Liputan6.com, Jakarta - Menteri Koordinator Bidang Pembangunan Manusia dan Kebudayaan (PMK) Muhadjir Effendy mengatakan akan membahas Rancangan Undang-Undang (RUU) Ketahanan Keluarga bersama DPR. Namun, dia mengaku hingga kini belum ada agenda untuk membahas RUU itu.
RUU Ketahanan Keluarga diketahui mengatur urusan rumah tangga hingga memasuki ranah privat. Hal itu membuat RUU tersebut menuai polemik dan menjadi kontroversi.
Advertisement
"Pasti dibahas. Tapi kita belum sampai pada agenda itu," kata Muhadjir kepada wartawan di Kompleks Istana Kepresidenan Jakarta, Kamis (20/2/2020).
RUU ini diusung oleh lima anggota DPR lintas fraksi, mereka adalah Ledia Hanifia (PKS), Netty Prasetyani (PKS), Endang Maria Astuti (Golkar), Sodik Mujahid (Gerindra) dan Ali Taher (PAN).
Diketahui, draf RUU Ketahanan Keluarga belakangan dihujani kritik di media sosial. RUU ini dinilai alat negara untuk mencampuri ruang-ruang privat warga negara.
RUU Ketahanan Keluarga sendiri menjadi bagian dari Program Legislasi Nasional (Prolegnas) prioritas tahun 2020. RUU ini telah menjalani proses harmonisasi pertama di Baleg DPR RI pada 13 Februari 2020.
Saksikan video di bawah ini:
Pasal Kontroversi
Selain Pasal 25, pasal lain yang disorot misalnya Pasal 32 di mana mengatur pelarangan surogasi untuk memperoleh keturunan.
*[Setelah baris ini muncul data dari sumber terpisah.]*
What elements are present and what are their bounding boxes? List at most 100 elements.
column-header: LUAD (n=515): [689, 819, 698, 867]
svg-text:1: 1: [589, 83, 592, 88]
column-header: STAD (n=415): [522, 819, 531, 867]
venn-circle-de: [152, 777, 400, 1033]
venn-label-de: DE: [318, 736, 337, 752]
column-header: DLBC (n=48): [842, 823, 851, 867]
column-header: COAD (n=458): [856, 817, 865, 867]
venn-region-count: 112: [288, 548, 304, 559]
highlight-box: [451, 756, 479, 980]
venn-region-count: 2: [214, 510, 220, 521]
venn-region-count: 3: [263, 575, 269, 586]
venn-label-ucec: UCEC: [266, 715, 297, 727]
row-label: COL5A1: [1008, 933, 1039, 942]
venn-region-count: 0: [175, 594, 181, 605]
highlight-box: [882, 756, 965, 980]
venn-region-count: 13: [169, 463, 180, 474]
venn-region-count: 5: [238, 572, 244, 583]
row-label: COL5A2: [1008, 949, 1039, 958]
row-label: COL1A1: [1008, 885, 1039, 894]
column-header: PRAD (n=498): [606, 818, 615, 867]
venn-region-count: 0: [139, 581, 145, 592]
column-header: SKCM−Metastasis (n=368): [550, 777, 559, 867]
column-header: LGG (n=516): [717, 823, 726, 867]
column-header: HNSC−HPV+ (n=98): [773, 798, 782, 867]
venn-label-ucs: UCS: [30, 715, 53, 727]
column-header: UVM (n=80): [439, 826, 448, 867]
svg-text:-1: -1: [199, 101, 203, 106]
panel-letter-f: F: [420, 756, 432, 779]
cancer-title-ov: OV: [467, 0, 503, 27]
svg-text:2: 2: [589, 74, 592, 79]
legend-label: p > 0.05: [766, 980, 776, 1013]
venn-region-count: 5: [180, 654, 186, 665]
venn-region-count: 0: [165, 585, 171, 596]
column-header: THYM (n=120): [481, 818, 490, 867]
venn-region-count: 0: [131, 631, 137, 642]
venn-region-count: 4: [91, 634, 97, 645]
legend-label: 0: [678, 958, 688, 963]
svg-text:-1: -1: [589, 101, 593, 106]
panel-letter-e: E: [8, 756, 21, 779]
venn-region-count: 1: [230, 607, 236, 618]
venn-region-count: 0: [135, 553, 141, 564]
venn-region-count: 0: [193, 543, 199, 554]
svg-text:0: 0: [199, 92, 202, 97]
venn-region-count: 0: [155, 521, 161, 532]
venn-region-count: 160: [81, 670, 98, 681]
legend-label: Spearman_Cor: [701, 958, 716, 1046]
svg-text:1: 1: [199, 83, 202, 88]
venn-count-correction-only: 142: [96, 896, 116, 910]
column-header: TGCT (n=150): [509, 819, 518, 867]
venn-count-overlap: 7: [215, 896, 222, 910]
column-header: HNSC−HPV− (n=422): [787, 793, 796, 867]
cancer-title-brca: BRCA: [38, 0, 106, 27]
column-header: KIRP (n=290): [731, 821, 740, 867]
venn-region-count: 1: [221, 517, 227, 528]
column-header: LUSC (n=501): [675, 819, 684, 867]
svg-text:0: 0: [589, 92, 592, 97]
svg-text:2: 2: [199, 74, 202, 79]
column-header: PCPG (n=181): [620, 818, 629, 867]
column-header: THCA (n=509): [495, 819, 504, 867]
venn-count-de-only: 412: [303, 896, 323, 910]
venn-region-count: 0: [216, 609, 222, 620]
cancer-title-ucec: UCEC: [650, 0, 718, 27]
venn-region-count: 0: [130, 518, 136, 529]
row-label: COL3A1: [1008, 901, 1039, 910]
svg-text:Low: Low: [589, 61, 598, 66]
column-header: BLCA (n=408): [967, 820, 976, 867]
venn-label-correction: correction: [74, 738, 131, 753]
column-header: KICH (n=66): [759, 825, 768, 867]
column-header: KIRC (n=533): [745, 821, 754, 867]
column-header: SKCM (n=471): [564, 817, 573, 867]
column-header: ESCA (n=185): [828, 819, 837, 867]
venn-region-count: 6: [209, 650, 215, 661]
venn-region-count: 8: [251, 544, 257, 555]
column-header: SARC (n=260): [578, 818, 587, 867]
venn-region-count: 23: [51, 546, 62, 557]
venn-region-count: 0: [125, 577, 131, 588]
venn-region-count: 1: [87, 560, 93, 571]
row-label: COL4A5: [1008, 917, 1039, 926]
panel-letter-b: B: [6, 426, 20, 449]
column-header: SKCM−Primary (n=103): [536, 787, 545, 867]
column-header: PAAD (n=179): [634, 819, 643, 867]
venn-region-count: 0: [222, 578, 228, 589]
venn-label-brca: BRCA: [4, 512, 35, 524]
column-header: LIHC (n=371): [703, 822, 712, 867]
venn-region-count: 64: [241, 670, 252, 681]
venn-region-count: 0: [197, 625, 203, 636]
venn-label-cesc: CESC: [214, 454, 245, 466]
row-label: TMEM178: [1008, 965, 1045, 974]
Bahkan dikenakan pidana pada Pasal 141 dan 142.
Pada RUU tersebut, juga terdapat larangan jual beli sperma dan larangan mendonor atau menerima donor sperma. Diatur dalam Pasal 31 dan diatur juga pidananya dalam Pasal 139 dan 140.
RUU ini juga mengatur seksualitas. Pada Pasal 86, 87 dan 88 diatur keluarga dapat melaporkan penyimpangan seksual dan harus direhabilitasi. Penyimpangan seksual itu dijelaskan berupa, sadisme, masokisme, homoseks dan incest.